# What is the work done by individual forces on an object at rest?

An object at rest is being acted on by several forces which add up to zero.

For instance, a box is sitting on an inclined plane. It is not falling down the plan because the force of friction cancels the component force of gravity parallel to the plane, and it is not falling through the plane because the normal force exactly cancels the force of gravity perpendicular to the plane.

If we define work as force times distance, there's no work being done on the box, because the box isn't moving. But can we say that any of the individual forces did work because they prevented the box from moving a given distance?

Also, what if the entire system is moving at a uniform velocity relative to a given frame of reference? Let's say the system is moving towards the center of the earth at uniform velocity. After a certain amount of time, the system has technically moved some distance x, and the force acting in the direction of this movement, gravity, is not zero, so we should get a non-zero value for work. But relative to the system itself, no work was done! Is that really possible?

Whenever you're confused about forces and work, you can bring it back to energy. The real definition of work is the transfer of energy. If no energy is transferred, no work is done. Ever. Force times distance doesn't define work, it quantfies it. The only mechanism for the transfer of energy is force exerted through a distance.

But there doesn't have to be a nonzero net force. If you push a box across a floor against a friction force at constant velocity, both you and the friction force are doing work. Some people would say that equal amounts of positive and negative work were being done on the box. I don't like that. I prefer to say that chemical energy from you is being transferred to thermal energy in the box and the floor. That keeps it real.

In the case of an object or system traveling toward the center of the Earth at constant velocity, energy is being transferred by the force of gravity from the gravitational field to the person or thing applying the equal and opposite force.

• "The only mechanism for the transfer of energy is force exerted through a distance."... Or heat. Oct 21, 2016 at 16:08
• Even heating transfers energy via force exerted through distance, in the collisions between particles. Oct 21, 2016 at 16:12

If we define work as force times distance, there's no work being done on the box, because the box isn't moving. But can we say that any of the individual forces did work because they prevented the box from moving a given distance?

What you're doing there is redefining work. You've defined it to be force times distance then redefined it to be something else.

Also, what if the entire system is moving at a uniform velocity relative to a given frame of reference?
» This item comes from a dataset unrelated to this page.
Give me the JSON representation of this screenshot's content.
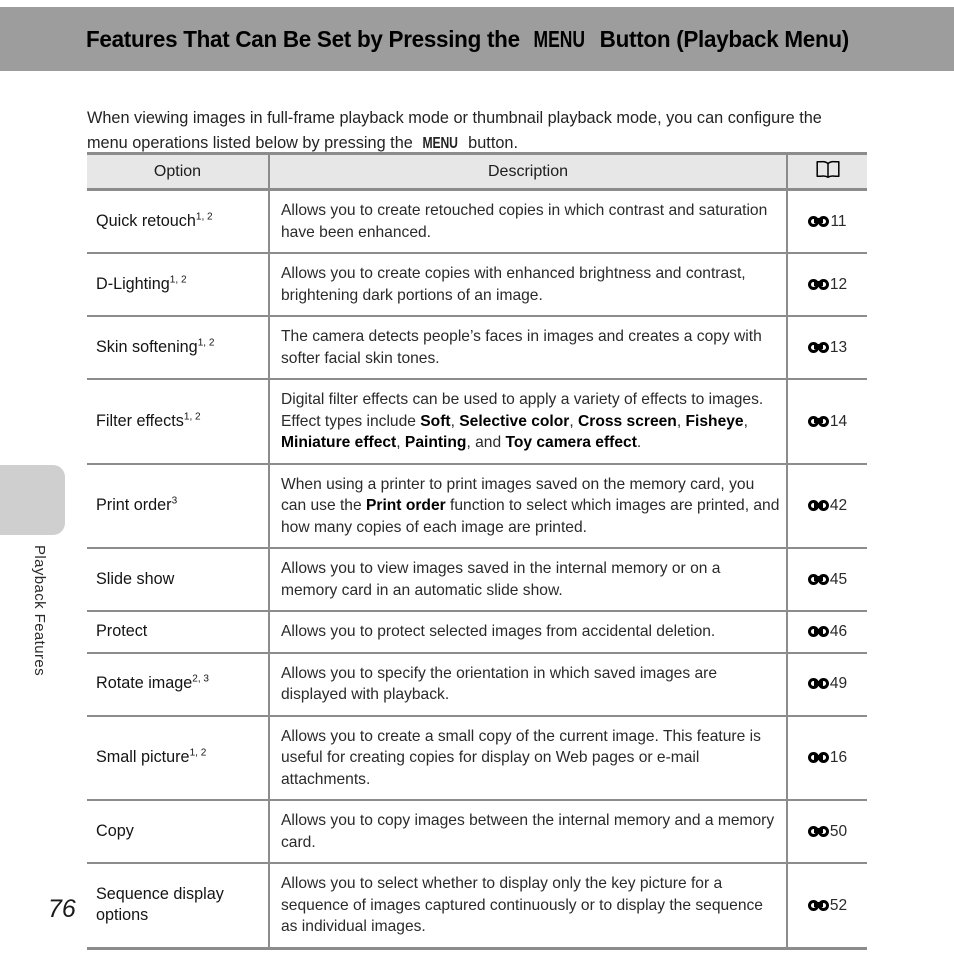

Let's say the system is moving towards the center of the earth at uniform velocity. After a certain amount of time, the system has technically moved some distance x, and the force acting in the direction of this movement, gravity, is not zero, so we should get a non-zero value for work. But relative to the system itself, no work was done! Is that really possible?

If it's moving towards the centre of the earth at a uniform velocity, then it has two forces acting on it, one gravity and the other something else, like air resistance in the case of a parachuter falling at terminal velocity. Yes, work is being done in this case, the net force times the distance. The system is also losing its potential energy. Changing the frame of reference doesn't make any difference.

I like to think of work in the everyday use and intuition of the word:

• If you push in a wall, you do no work. It might be very tough and you feel you a huge effort, but I'm the end you didn't really do any difference. You did no useful work because you didn't manage to make it move.

• If you push a balloon, you do no (I mean, very little) work. You might feel like you did a big change and that you moved the balloon very far, but it wasn't very hard. You didn't really do any effort to move it. So noone would say that you did any significant work here.

Bottom line, stick with the formula that you mention yourself:

$$W=\vec F \times \vec x$$

You need both force and displacement. So it's very much okay to say that no work is being done by forces that do no change.

A table is not constantly doing work on a book that it holds up. As another answer says, work is a transfer of energy. And the table spends/transfers no energy while holding up the book.

If the kinetic energy of the object has not increased, then no work has been done on it. However, the forces can do work against each other.

For example, you could push the object at constant speed over a rough surface. The net force on the object is zero. But you have done work against the friction force, which is dissipated as thermal energy.